Sempre sorridente, bem escovada, “face” rosada e em “boa forma” - de palito.
Sua feição trai sua cinquentenária experiência, isto é, não evidencia que
ela seja real, porque não é mesmo. Nós
sabemos disso, e as crianças que fazem dela, ainda que inconscientemente, um
modelo a ser seguido, e agora descobrem que a criatura fala e anda, pensam o
quê? Elas estendem o conceito de bonecas ao encapsularem a sua relação com o mundo
da moda, onde modelos reais, desfilando em passarelas, personificam a
brincadeira e agregam valores questionáveis, já que ditam tendências no
vestuário, aparência, beleza... é o consumismo aliado ao que o capitalismo tem
de pior: criar disparidades sociais.
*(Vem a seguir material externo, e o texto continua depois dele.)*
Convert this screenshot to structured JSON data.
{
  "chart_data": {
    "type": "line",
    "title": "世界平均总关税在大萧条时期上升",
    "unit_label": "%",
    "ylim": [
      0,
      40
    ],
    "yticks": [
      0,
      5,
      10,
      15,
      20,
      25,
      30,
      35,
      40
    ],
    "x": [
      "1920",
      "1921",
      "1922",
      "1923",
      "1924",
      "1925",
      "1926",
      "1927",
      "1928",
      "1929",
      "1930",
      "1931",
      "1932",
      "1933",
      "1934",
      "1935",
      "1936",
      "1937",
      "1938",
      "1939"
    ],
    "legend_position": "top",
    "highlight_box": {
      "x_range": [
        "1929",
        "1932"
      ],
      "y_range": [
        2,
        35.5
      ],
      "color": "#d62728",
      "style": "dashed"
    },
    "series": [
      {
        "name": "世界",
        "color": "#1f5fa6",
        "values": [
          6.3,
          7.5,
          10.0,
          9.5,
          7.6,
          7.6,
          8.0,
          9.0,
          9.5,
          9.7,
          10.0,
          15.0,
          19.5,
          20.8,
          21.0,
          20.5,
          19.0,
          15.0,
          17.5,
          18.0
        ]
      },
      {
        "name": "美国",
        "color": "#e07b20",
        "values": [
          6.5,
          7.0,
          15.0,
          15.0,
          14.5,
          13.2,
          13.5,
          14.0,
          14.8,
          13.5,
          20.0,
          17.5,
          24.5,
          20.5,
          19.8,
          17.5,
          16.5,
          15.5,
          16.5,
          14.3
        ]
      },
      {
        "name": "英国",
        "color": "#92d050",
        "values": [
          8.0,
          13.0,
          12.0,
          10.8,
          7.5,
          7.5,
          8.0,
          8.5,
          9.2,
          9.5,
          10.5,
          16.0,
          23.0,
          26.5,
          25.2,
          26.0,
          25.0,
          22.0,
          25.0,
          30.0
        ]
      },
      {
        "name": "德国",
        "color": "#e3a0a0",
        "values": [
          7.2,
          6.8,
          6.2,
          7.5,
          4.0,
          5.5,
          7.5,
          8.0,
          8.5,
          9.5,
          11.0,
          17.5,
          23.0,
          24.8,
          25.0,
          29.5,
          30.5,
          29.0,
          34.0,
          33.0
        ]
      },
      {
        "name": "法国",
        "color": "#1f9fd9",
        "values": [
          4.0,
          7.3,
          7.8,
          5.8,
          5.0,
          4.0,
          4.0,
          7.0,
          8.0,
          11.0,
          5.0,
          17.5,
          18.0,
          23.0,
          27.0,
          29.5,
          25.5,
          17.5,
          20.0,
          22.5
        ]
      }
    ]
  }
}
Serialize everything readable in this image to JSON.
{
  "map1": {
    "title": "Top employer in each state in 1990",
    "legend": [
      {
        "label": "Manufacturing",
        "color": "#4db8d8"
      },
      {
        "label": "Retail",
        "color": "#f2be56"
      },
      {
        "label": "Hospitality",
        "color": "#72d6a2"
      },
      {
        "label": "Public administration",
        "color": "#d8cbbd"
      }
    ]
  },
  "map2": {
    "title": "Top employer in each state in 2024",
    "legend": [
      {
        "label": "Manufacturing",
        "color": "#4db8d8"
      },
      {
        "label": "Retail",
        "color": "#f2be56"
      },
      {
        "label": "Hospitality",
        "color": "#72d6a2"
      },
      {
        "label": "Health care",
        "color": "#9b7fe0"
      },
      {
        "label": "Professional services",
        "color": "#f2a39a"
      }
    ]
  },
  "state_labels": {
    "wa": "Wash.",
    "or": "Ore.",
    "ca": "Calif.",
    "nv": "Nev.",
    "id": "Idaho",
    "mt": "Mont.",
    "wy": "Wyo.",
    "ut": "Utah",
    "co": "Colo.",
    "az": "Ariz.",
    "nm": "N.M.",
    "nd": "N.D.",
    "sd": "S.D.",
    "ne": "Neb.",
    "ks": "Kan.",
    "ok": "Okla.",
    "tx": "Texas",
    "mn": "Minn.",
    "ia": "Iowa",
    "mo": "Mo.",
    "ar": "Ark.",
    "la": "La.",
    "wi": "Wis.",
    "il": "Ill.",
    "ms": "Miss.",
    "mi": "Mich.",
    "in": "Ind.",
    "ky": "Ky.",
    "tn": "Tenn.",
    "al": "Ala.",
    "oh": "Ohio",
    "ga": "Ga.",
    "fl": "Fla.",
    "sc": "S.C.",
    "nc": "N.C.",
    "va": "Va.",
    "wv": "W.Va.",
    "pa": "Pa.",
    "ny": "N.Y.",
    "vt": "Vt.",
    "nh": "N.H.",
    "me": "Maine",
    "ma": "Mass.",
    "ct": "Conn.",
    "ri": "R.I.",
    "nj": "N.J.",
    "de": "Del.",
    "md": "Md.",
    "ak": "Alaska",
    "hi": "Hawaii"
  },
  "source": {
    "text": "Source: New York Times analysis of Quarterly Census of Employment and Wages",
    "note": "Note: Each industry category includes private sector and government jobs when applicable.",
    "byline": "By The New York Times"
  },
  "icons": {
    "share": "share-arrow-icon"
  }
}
Dentro desse conceito há uma falência
efetiva da real representação feminina que come, adoece, engravida,
envelhece... Ainda que sejam representações da fêmea humana independente, as
bonecas não expressam nenhum sentimento de desânimo, raiva, amor, ciúmes,
rancor, tristeza... E as verdadeiras, ou seja, as pretensas candidatas enveredam
pelo mesmo caminho, puxando para si a posição de representante legítima da
famosa boneca.

É
óbvio que as bonecas que representam a moda jamais devem deixar de existir, nem
tão pouco deixarem de ser belas. O problema está no exagero apelativo que elas conferem
ao mundo infantil, provocando, indubitavelmente, uma apreciação abstrata da
realidade. Essa interferência introduz uma sexualidade precoce, além de levar
ao errôneo conceito de que sem os artifícios do “vestir-se” bem e sem os atributos
físicos da boneca, não há como ser amada, quiçá feliz. Moda, beleza, juventude e
sexo: eis a forma básica de acender e propagar a fogueira das vaidades, desencadeando
um tórrido e fútil estilo de viver. Verdadeiras ou não, as candidatas a bonecas que se cuidem, porque a vida não é brincadeira, e costuma trocar de foco como quem troca de boneca.